El Ministerio de Educación estima que alrededor del 20% de las universidades privadas incumplen normas de infraestructura y equipamiento, y algunas vulneran disposiciones del Código de Comercio.

El año pasado, el Ministerio de Educación cerró la Universidad Saint Paul de Cochabamba porque no cumplía con requisitos mínimos de infraestructura, mientras que la Autoridad de Fiscalización de Empresas (AEMP) auditó a tres casas de estudios superiores con el fin de verificar si cumplían los requerimientos de funcionamiento de las sociedades anónimas establecidos en el Código de Comercio.

Las autoridades evidenciaron que la universidad Los Andes cumplía con todas las normas, a diferencia de la Universidad de Aquino Bolivia (UDABOL), que carecería de estados financieros, memorias y balances anuales. 

“Hemos identificado a algunas universidades con mayores dificultades, y vamos a poner énfasis en cómo se está desarrollando el proceso como tal; eso significa revisar las actividades de enseñanza – aprendizaje de aula, las extra aula y la parte investigativa”, manifestó el viceministro Carrasco.

El proceso comenzará con 7 casas de estudios superiores que tienen más problemas o denuncias de usuarios o personas externas sobre sus ofertas y servicios. La evaluación pondrá énfasis en la revisión de documentación legal, las normas institucionales internas y la estructura organizativa, así como en las condiciones físicas y de equipamiento. Se incluirá una revisión de las condiciones de los diseños curriculares, su vigencia y actualidad académica; los programas de extensión hacia la comunidad; el área práctica y finalmente el cumplimiento del perfil de los docentes.

El Director de Educación Superior Universitaria dijo que la evaluación se aplicará en tres etapas, de corto y mediano plazo. La primera se referirá a una posible prohibición de que se continúe la matriculación de nuevos estudiantes hasta que se superen las dificultades. La segunda se limitará a hacer recomendaciones para mejoras en algunos aspectos académicos, en meses o un par de años, sin que se limite la posibilidad de recibir a nuevos alumnos.
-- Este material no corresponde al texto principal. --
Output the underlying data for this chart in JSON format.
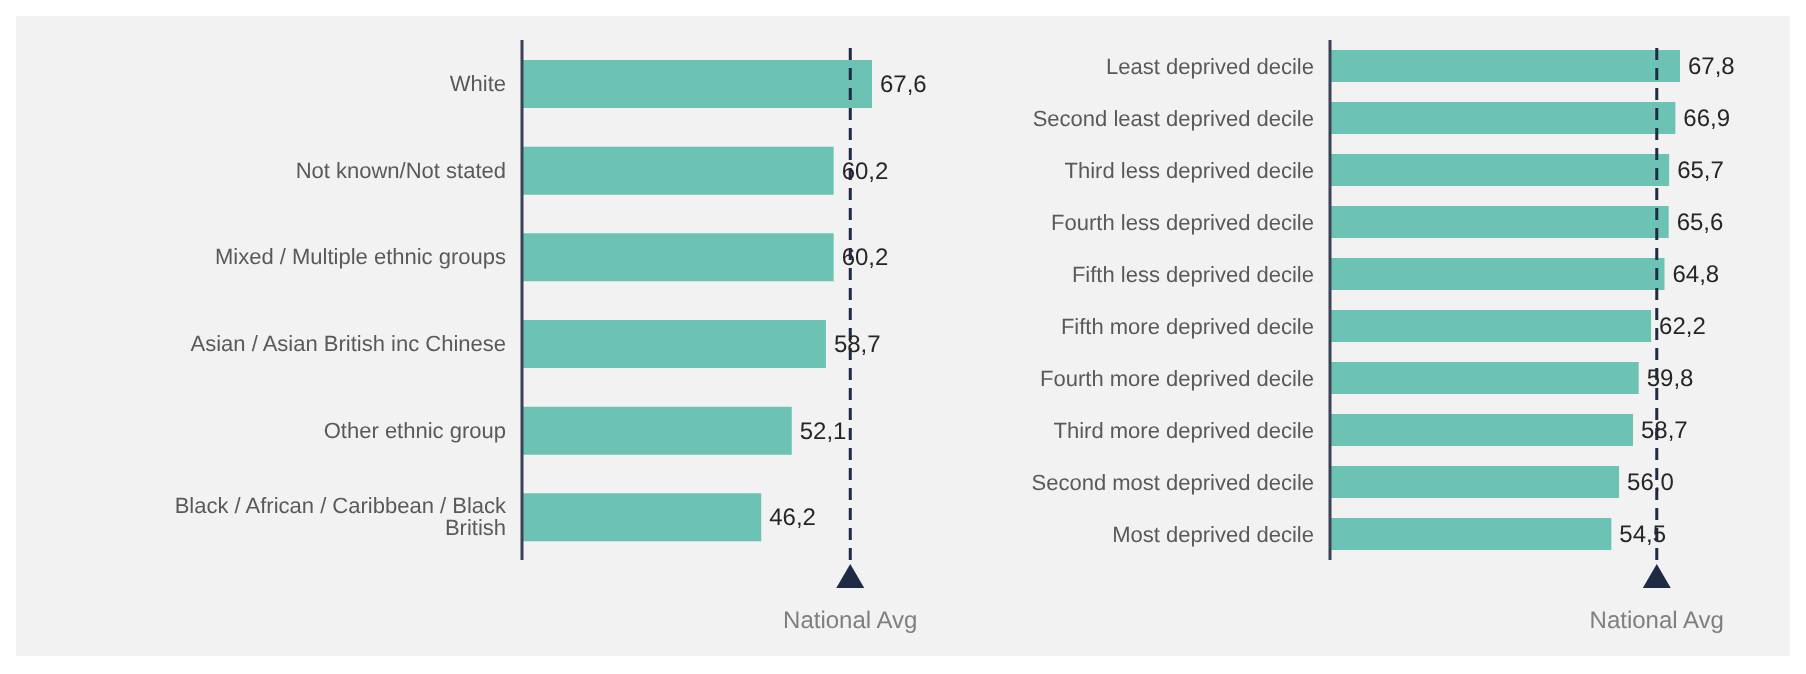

La tercera se restringirá a validar el cumplimiento de las condiciones mínimas exigidas a las casas de estudios superiores que no tengan problema alguno.

De acuerdo con Carrasco, la evaluación se apoyará en la normativa vigente, mientras se aprueba el reglamento general de universidades privadas hasta mediados del próximo mes. El Ministerio de Educación y representantes de la Asociación Nacional de Universidades Privadas (ANUP) negocian desde el año pasado la reglamentación de las condiciones de funcionamiento de las instituciones educativas privadas con el fin de adecuarlas al mandato de la nueva Constitución.

Una de las disposiciones del nuevo reglamento general es que las universidades privadas deberán ser autorizadas mediante decreto supremo y no a través de resoluciones ministeriales. Por otro lado, la nueva Ley Avelino Siñani-Elizardo Pérez dispone la creación de la Agencia Plurinacional de Evaluación de Carreras Universitarias, encargada de acreditarlas en el ámbito internacional.